The 30-year German Bund yield rose as much as 4 basis points on Tuesday to 0.009% DE30YT=RR, its highest since early August. It was hovering around 0% in late trade.
A return of the 30-year bond to a positive yield would mean the entire curve of the euro zone’s benchmark bond issuer would no longer be in negative territory.
Most euro zone government bonds rose 2-3 bps on the day FR30YT=RR NL30YT=RR DE10YT=RR although sizeable moves were not expected before Thursday’s ECB meeting.
The German debt news “has pushed the market in a way that it was likely to go anyway,” said ING senior rates strategist Antoine Bouvet. “But the real story is expectations from the ECB and improvement in political sentiment,” he added.
Global risk sentiment has been helped by comments from U.S. Treasury Secretary Steven Mnuchin on Monday that trade talks with China had made “a lot of progress”.
No-deal Brexit risks have also eased and Italy has managed to avert a snap election.
In Italy, bond yields rose after news that the new coalition plans to raise its budget deficit to around 2.3% of economic output next year, a move that would risk reigniting tensions with the European Union.

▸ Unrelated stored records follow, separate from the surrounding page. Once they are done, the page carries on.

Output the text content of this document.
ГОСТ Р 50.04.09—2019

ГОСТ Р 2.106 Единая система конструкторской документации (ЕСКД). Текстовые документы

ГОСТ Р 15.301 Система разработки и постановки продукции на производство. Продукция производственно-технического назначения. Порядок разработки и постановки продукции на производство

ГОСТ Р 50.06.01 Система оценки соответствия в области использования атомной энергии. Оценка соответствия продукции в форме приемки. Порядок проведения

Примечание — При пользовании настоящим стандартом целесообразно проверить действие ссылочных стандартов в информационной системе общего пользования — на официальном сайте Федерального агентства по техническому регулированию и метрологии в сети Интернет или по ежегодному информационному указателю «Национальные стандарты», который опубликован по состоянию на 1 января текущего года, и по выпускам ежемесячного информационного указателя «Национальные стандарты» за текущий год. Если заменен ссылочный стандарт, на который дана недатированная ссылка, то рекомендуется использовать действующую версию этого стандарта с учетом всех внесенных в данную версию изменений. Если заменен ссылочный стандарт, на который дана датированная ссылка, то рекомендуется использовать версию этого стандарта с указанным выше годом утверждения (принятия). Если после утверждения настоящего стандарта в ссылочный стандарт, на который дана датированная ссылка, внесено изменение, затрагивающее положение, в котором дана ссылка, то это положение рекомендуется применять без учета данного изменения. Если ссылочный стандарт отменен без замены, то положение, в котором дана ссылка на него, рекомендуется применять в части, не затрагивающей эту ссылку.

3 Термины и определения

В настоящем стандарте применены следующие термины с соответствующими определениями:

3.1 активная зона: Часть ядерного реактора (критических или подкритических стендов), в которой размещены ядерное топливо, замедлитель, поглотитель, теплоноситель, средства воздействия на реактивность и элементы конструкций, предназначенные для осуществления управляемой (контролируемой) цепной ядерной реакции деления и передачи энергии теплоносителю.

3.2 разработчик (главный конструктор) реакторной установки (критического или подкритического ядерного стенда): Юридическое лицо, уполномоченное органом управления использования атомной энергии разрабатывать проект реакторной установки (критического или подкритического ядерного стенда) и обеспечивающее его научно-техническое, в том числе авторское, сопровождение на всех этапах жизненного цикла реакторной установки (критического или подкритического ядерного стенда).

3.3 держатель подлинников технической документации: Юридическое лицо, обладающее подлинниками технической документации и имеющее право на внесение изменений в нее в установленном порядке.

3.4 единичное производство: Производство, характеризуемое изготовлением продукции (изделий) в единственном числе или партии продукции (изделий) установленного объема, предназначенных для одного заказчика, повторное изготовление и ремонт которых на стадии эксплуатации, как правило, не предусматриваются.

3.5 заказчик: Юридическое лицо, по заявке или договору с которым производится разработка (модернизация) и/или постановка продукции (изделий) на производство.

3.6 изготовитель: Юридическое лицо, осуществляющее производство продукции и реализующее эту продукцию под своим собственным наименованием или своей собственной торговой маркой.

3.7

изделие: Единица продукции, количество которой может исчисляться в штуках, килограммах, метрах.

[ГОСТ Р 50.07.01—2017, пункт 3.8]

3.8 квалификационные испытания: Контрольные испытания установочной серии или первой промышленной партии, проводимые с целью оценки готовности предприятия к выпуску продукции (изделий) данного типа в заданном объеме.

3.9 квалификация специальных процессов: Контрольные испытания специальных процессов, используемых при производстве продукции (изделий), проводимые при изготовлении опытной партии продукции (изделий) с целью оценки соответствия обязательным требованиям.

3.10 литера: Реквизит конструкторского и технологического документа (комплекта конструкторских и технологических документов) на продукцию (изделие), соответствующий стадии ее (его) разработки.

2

Italy’s 10-year bond yield was up 6 bps at 1.01% IT10YT=RR, pushing the gap over safer German Bund yields to its widest in a week at almost 159 bps DE10IT10=RR.
“News of a higher deficit goal for Italy next year is hurting the country’s bonds in a market which is already nervous ahead of the ECB’s policy meeting on Thursday, given sky-high expectations,” said a Milan-based trader. “Italy’s upcoming bond auction this week isn’t helping either.”
Italy is scheduled to sell up to 7.75 billion euros worth of bonds on Thursday.